Getting there; Approximately 20 miles southeast of Winona at the junction of U.S. Highway 61 and Interstate 90. Park entrance is accessed off of County Road 3. Coming from the west or southeast via I-90, take exit 266 and follow park signs. Coming from Winona, south on Hwy 61 (just past mile marker 15), take a right on County Road 3 for 4 miles to the park entrance. 
The entrance fee is $5 for a car, plus an additional $16 for the campsite. This campground has no electricity at the sites, but does have a regular bathroom with showers.  For entertainment take a walk on some of the hiking trails; there is also birdwatching, viewing the fall colors, and more in the park.
Campground sites are secluded in the outer ring of the campground, we chose site number 3, next to a small meadow and under less trees in hopes of avoiding some mosquitoes. The only sites that were not very secluded were 32, 34, 36, and 38; which were in the inner ring of the campground, but they would be great for groups of people camping together.   Check out the website here

The Journey; I was worried many of the sites would already be taken after arriving at 6:30 on a Friday evening, but fortunately there were about 6 sites left. Many were already reserved, even though several people did not show up to claim their reserved spots. The ranger gave us the still available site numbers and we drove the 8 minutes down a dirt road to the campground. I hoped all of the good sites weren’t taken at this late hour, especially after the very close and crowded Fayette State Park the prior evening, but all of the campsites were secluded with maximum privacy.   Nearly every site has woods surrounding it; some of the inner sites were located close to each other, but all sites had trees separating it from the next site. It was by far the most secluded campground from other campers this far along our journey.

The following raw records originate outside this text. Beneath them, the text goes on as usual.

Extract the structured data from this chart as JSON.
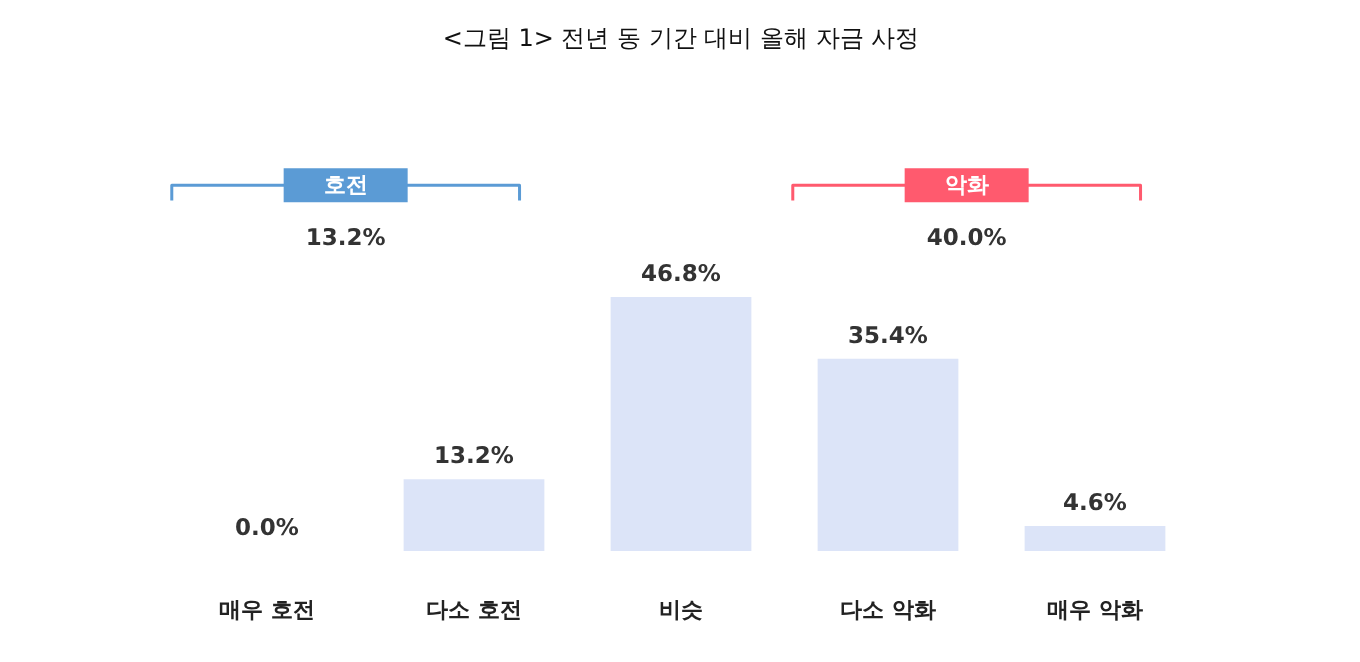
{
  "chart_data": {
    "type": "bar",
    "title": "<그림 1> 전년 동 기간 대비 올해 자금 사정",
    "categories": [
      "매우 호전",
      "다소 호전",
      "비슷",
      "다소 악화",
      "매우 악화"
    ],
    "values": [
      0.0,
      13.2,
      46.8,
      35.4,
      4.6
    ],
    "color": "#dce4f8",
    "value_labels": [
      "0.0%",
      "13.2%",
      "46.8%",
      "35.4%",
      "4.6%"
    ],
    "annotations": [
      "호전",
      "13.2%",
      "악화",
      "40.0%"
    ],
    "grid": false
  }
}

We chose our site and Josh unloaded the tent for me to set up while he went up to pay for the site. It was about one second after he left that I realized mosquitoes were going to be a major problem, and he had taken the bug spray in the car with him to pay for the site!  It took him nearly 30 minutes to return, I had the tent set up and had swatted numerous mosquitoes which were having a feeding frenzy with the dogs and I.  This was, by far, the worst mosquito experience I have ever had, even after growing up on a lake, in Michigan all of my life.  Even when Josh returned with our mosquito spray which was used up immediately the bugs didn’t quit and we felt pretty miserable until the sun went down. One piece of advice, do not come here if you don’t have bug spray; drive the distance from the campground to the store and buy some, it’s very worth the time!  
The mosquitoes made our experience un-enjoyable even though it was a nice evening with a beautiful sunset, and they didn't stop swarming until nightfall.  We were able to eat our dinner as the stars came out and we enjoyed the evening with fewer mosquitoes.  After 5 days of camping and only 1 shower back at Muskegon Lake, I was eager to jump in the shower, which was lukewarm, and wash off the dirt and grime of the week.

We again left the rain fly off the tent and enjoyed watching the stars until we fell asleep for the evening. The next morning we woke up for a hike before getting back into the car to drive home 15 hours to Denver to end our weeklong camping road trip.